When her husband came to visit her, Kelly said she didn’t want to see him.
“When we got married he said he wanted to have my babies,” she said. “I couldn’t break the news to him. I felt I’d let him down.”
Four days after her surgery, Kelly was discharged from the hospital although she was still feeling severely unwell. She keeps a meticulous diary, and in it has notes of all of her hospital stays and appointments with Gayed. Her diary entry from the day she left hospital reads: “I feel really sick and hot. I have spoken to the nurse about me not feeling well. I was told I had to go home but they need my bed.”
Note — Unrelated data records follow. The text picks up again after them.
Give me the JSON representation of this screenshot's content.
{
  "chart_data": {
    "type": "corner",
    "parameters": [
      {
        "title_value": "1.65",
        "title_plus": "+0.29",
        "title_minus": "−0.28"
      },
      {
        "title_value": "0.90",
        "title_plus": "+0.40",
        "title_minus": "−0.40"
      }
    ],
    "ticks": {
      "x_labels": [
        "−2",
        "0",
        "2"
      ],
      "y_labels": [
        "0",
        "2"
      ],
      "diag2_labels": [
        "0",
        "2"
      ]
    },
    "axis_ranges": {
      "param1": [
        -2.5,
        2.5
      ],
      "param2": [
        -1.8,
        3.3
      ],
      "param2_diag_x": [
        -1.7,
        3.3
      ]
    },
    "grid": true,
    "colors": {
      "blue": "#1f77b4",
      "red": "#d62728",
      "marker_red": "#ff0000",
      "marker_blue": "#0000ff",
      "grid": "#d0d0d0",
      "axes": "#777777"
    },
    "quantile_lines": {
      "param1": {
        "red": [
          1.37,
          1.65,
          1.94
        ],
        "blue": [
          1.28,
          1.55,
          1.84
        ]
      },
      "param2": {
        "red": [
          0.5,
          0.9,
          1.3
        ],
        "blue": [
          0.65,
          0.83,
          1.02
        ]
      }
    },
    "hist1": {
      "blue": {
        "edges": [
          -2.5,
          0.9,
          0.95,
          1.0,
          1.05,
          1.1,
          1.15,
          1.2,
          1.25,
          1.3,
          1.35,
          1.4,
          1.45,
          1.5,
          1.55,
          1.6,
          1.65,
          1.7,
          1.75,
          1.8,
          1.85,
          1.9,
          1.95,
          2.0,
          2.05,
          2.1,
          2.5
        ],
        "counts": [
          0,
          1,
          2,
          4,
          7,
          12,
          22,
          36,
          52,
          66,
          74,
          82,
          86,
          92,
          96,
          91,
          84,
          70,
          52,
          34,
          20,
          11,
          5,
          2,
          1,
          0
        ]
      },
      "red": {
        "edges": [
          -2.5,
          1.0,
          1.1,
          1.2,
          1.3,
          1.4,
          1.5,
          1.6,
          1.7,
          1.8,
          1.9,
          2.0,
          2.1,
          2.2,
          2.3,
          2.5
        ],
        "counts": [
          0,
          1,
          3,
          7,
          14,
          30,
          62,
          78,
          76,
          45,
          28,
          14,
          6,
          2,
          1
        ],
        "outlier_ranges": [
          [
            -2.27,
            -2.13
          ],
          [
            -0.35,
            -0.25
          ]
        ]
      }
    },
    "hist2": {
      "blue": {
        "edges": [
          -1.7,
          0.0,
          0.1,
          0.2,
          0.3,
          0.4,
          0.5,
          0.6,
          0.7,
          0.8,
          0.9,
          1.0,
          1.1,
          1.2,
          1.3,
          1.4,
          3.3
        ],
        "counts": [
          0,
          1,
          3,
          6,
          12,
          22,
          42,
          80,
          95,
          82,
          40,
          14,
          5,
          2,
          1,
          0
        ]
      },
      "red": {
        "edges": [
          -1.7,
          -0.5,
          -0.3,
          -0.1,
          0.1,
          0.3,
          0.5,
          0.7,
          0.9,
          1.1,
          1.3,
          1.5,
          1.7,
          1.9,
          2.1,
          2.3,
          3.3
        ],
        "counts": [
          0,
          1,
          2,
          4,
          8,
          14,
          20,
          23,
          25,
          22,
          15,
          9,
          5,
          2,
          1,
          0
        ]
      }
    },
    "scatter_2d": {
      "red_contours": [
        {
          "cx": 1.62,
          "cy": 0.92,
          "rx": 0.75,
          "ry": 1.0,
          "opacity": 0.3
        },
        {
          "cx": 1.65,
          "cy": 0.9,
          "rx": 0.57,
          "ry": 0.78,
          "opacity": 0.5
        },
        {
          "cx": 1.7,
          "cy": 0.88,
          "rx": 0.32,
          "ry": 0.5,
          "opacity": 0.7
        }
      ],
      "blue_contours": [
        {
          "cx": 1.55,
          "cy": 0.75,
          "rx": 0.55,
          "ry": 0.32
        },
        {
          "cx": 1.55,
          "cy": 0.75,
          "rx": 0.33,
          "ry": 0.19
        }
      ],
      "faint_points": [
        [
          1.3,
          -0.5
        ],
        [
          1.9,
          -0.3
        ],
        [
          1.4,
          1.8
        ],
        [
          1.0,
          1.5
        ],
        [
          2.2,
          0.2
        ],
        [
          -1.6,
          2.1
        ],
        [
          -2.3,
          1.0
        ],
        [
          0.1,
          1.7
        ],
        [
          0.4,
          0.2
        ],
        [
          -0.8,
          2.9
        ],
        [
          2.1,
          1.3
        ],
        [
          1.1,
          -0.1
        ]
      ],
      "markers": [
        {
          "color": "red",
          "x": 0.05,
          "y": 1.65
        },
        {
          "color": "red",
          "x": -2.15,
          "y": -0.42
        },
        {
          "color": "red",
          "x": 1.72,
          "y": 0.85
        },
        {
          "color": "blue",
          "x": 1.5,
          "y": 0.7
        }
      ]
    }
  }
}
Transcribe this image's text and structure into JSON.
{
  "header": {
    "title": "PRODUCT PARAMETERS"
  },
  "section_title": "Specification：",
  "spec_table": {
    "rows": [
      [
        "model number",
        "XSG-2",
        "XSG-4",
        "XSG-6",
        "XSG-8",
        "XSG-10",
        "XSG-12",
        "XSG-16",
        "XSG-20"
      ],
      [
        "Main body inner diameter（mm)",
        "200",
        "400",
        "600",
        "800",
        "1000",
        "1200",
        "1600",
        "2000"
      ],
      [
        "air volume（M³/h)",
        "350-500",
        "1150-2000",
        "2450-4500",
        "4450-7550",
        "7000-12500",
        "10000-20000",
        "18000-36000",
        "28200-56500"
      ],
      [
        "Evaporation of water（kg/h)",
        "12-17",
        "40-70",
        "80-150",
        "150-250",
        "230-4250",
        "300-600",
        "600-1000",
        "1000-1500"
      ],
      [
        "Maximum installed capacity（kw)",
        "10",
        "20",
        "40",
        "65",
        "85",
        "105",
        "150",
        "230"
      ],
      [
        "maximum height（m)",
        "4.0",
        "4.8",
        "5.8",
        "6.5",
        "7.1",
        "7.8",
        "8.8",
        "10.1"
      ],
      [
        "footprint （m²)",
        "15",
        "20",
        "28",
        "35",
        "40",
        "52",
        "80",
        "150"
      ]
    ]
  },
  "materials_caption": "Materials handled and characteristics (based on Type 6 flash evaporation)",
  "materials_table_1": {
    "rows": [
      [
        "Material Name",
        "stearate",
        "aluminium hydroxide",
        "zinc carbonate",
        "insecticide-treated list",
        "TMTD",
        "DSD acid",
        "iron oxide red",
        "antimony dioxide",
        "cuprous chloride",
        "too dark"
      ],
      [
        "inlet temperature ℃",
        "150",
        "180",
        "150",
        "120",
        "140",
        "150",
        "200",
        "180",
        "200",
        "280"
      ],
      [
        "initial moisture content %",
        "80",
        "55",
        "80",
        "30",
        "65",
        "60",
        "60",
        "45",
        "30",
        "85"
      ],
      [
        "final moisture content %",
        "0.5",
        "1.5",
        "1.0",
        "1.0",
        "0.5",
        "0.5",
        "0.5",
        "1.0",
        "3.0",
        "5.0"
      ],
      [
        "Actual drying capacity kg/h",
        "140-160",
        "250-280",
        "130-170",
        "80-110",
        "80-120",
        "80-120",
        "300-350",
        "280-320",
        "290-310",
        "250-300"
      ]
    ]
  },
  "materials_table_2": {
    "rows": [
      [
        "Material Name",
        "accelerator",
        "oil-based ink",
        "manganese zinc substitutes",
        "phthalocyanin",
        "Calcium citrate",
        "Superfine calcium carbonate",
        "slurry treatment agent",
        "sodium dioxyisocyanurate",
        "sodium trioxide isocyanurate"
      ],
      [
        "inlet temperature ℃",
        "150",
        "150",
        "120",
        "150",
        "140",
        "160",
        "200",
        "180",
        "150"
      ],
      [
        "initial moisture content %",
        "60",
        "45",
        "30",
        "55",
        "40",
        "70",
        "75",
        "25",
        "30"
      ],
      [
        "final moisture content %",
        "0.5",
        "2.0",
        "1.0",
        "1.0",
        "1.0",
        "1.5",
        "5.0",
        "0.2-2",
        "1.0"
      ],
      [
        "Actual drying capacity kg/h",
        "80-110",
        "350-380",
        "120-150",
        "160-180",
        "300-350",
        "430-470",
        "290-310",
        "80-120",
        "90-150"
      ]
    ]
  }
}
The next day she went to see Gayed in his private rooms to tell him she was not feeling well and was vomiting so much she had to bring a bucket with her to the appointment.
“He told me I needed to go home and have a good fart and a shit,” Kelly said.
By Thursday morning she was so unwell she was scared to be left alone by her husband. Her husband needed to run some errands and dropped Kelly off at her parents house so they could look after her while he was gone.
“My husband never made it back to pick me up again,” Kelly said. “I became more unwell at my parents house and was taken by hospital to an ambulance. I couldn’t keep anything down and I smelt really, really bad.”
At the hospital Kelly said as nurses took the bandage off her hysterectomy surgery wound, it “exploded”. “It started seeping out everywhere,” she said. She had developed a serious infection.
Her diary entries reveal her fear, and that she was in severe pain. On 26 July Kelly wrote: “I feel really sick, the nurses are coming in and out all the time … I am in so much pain and just want to cry.”
On 29 July she wrote; “I still feel like I’m dying. I have not seen Dr Gayed since I came back in here. I keep asking the nurses where he is.”
On 31 July Kelly was visited by a surgeon who she described as a “guardian angel”. He told her he was taking her to theatre to clean out the infection and promised not to leave her side until she had been operated on. Kelly told him she did not want Gayed anywhere near her.
After being released from hospital the next month, in August, Kelly had to travel back to the clinic every day for more than four months to have her wound cleaned. She had to wear a vacuum dressing the entire time. She was also put on antidepressants and sleeping pills as she struggled to cope with losing her ovaries and knowing she would not be able to use her eggs and find a surrogate to carry her children. She still struggles with the trauma.
In August 2013, she had a follow-up appointment with Gayed in relation to her hysterectomy. Kelly said she didn’t want to go but knew it might be her only chance for her and her husband to get their questions answered.
“I asked him ‘why did you take my ovaries out?’. He said he took them just in case I got cancer. The lab results found there was no cancer in my ovaries. There was nothing wrong with them. Gayed said now they were gone at least I wouldn’t be coming back to him in five to seven years with cancer.”
She said Gayed told her he had been a doctor for many years and he knew what he was doing.
“I said ‘I think you fucked up my hysterectomy and you know it’. He then asked me to leave. There were people in the waiting room as I left and I said to them ‘I wouldn’t see him, he’s a hacker,’ and then his secretary told me to leave too.”
Kelly contacted a law firm in the town to see if she could take action against Gayed but was told they could not help her.
“I was told, ‘We can’t touch him, he has been working here for over 10 years’. I was going through so much and I just thought there was no point pursuing it further. I thought I was the only one.”
She said she was horrified and shocked to learn recently that so many other women had been affected by Gayed.
“I don’t want money, because that won’t bring my ability to have children back,” she said. “ I want him to never practise again and for people to know what he did.”